U większości osób wystarczy przyjmować preparaty żelaza przez dłuższy czas. Dłuższy, tzn. nie przez miesiąc, czy dwa, ale przez kilka miesięcy. Najlepiej przez pół roku. Jeżeli będziemy przyjmowali żelazo krócej, morfologia nam się poprawi, ponieważ tego żelaza będzie dużo we krwi. Jednak trzeba też odbudować magazyny wewnątrzustrojowe żelaza, które znajdują się w różnych białkach i różnych narządach, głównie w wątrobie. W tym przypadku mamy do czynienia z leczeniem objawowym, nie przyczynowym.
Pamiętajmy, że niedokrwistość jest najczęściej objawem jakiejś choroby. Dlatego trzeba się zastanowić, skąd się bierze ten niedobór żelaza. Jak mówiłem wcześniej, u kobiet, które nadmiernie miesiączkują jest to po prostu utrata żelaza z krwią. W pozostałych przypadkach może być to i najczęściej jest to również utrata krwi, ale np. na drodze przewodu pokarmowego. Wówczas trzeba wykonać diagnostykę przewodu pokarmowego. Także choroby, które wpływają na zaburzenie wchłaniania (np. nieleczona celiakia), mogą prowadzić do niedokrwistości.
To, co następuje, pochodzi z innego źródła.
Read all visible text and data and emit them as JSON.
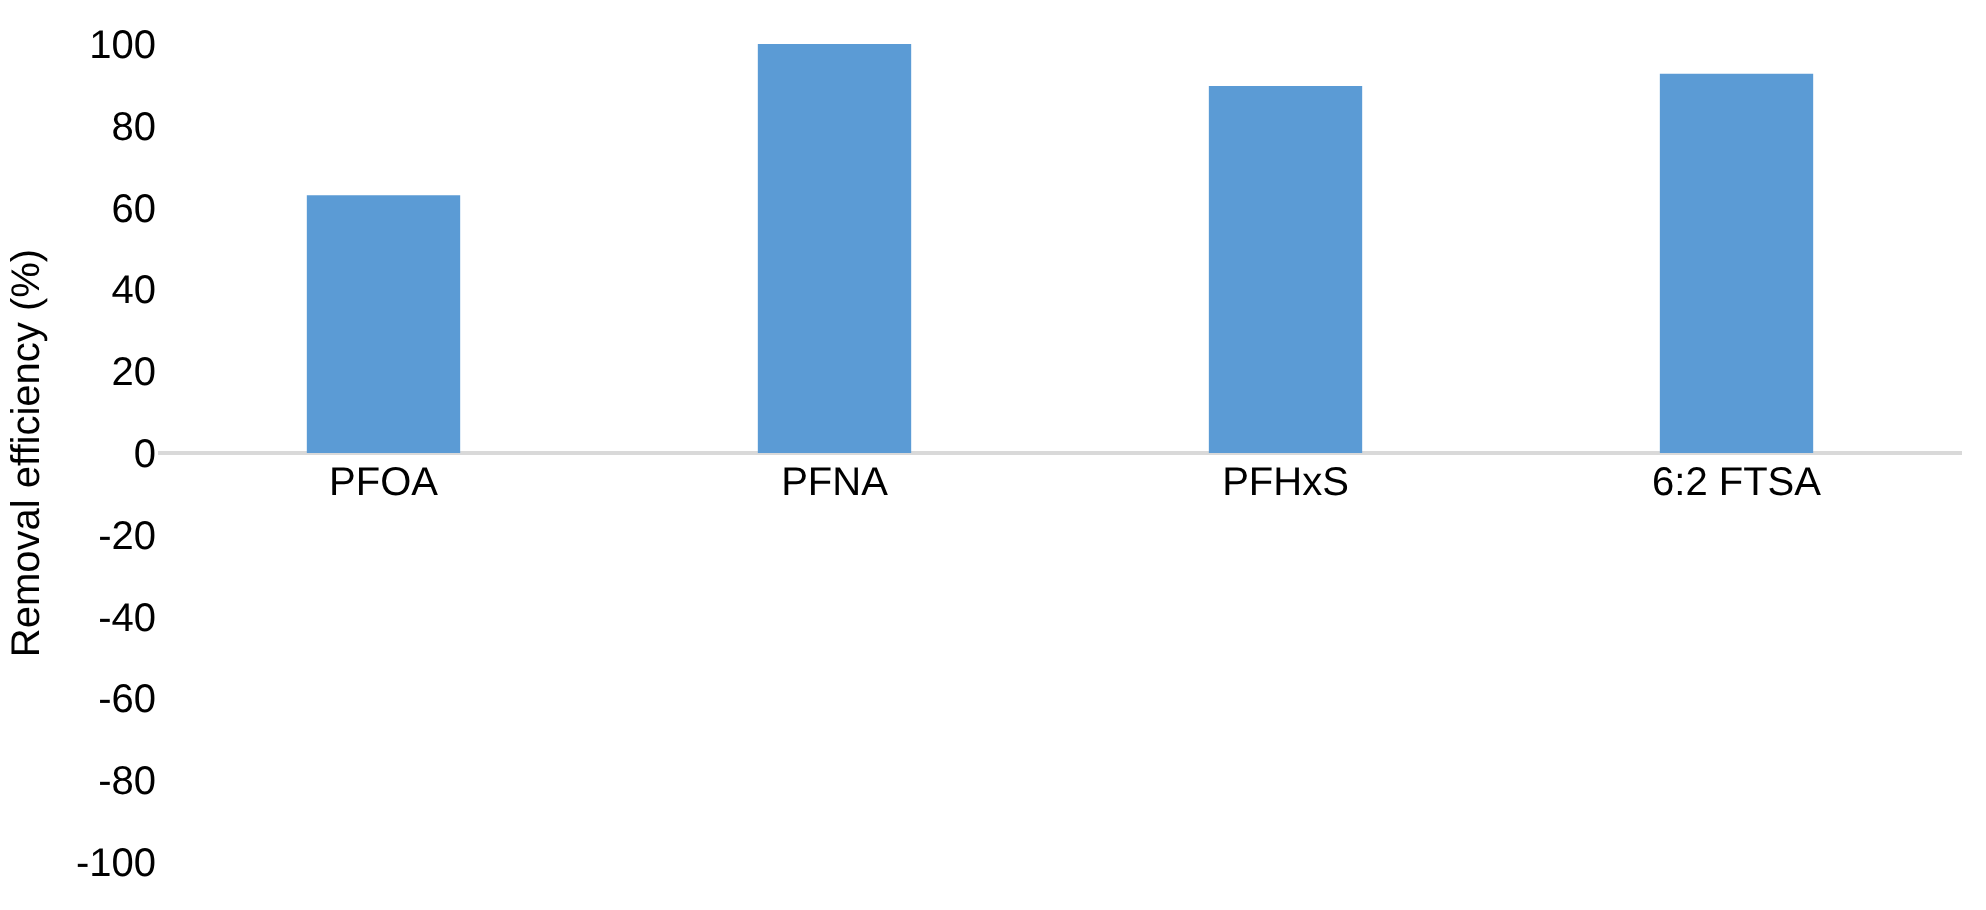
{
  "chart_data": {
    "type": "bar",
    "ylabel": "Removal efficiency (%)",
    "categories": [
      "PFOA",
      "PFNA",
      "PFHxS",
      "6:2 FTSA"
    ],
    "values": [
      63,
      100,
      89.7,
      92.7
    ],
    "color": "#5b9bd5",
    "ylim": [
      -100,
      100
    ],
    "yticks": [
      -100,
      -80,
      -60,
      -40,
      -20,
      0,
      20,
      40,
      60,
      80,
      100
    ]
  }
}
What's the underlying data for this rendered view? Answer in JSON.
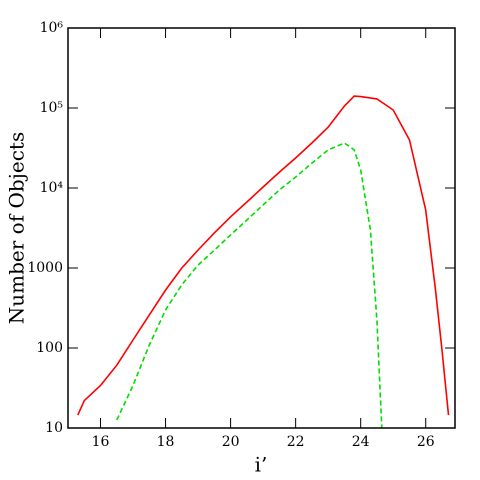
{
  "chart_data": {
    "type": "line",
    "x_label": "i’",
    "y_label": "Number of Objects",
    "xlim": [
      15,
      26.9
    ],
    "xticks": [
      16,
      18,
      20,
      22,
      24,
      26
    ],
    "ylim": [
      10,
      1000000
    ],
    "y_log": true,
    "yticks": [
      10,
      100,
      1000,
      {
        "value": 10000,
        "label": "10⁴"
      },
      {
        "value": 100000,
        "label": "10⁵"
      },
      {
        "value": 1000000,
        "label": "10⁶"
      }
    ],
    "series": [
      {
        "color": "#ff0000",
        "line_style": "solid",
        "x": [
          15.3,
          15.5,
          16,
          16.5,
          17,
          17.5,
          18,
          18.5,
          19,
          19.5,
          20,
          20.5,
          21,
          21.5,
          22,
          22.5,
          23,
          23.5,
          23.8,
          24,
          24.5,
          25,
          25.5,
          26,
          26.3,
          26.5,
          26.7
        ],
        "values": [
          14.5,
          22,
          34,
          61,
          126,
          259,
          531,
          1000,
          1680,
          2750,
          4360,
          6680,
          10300,
          15800,
          23700,
          36500,
          57700,
          106000,
          141000,
          139000,
          130000,
          94400,
          39800,
          5310,
          531,
          94,
          14.5
        ]
      },
      {
        "color": "#00dd00",
        "line_style": "dashed",
        "x": [
          16.5,
          17,
          17.5,
          18,
          18.5,
          19,
          19.5,
          20,
          20.5,
          21,
          21.5,
          22,
          22.5,
          23,
          23.5,
          23.8,
          24,
          24.3,
          24.5,
          24.65
        ],
        "values": [
          12.6,
          34,
          109,
          299,
          617,
          1090,
          1670,
          2590,
          3980,
          6140,
          9440,
          13700,
          20500,
          29900,
          36500,
          29900,
          16800,
          2990,
          224,
          10
        ]
      }
    ]
  }
}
– Czym grozi nieleczona niedokrwistość?
Niezdiagnozowana, nieleczona i do tego pogłębiająca się niedokrwistość może mieć bardzo poważne skutki zdrowotne właściwie dla każdego organu w naszym ciele. Anemia prowadzi do niedotlenienia całego organizmu, zatem będzie rzutować na każdy narząd. Może skutkować, nawet u osób zupełnie zdrowych, pojawieniem się zaburzeniem rytmu serca, bóli wieńcowych, bólów w obrębie klatki piersiowej. Może także prowadzić do zaburzeń pamięci, problemów związanych z przewodem pokarmowym, omdleń, czy poważnych zaburzeń neurologicznych. Nie wolno dopuszczać do sytuacji, w której krytycznie spada poziom hemoglobiny, bo może się to skończyć nawet śmiercią chorego.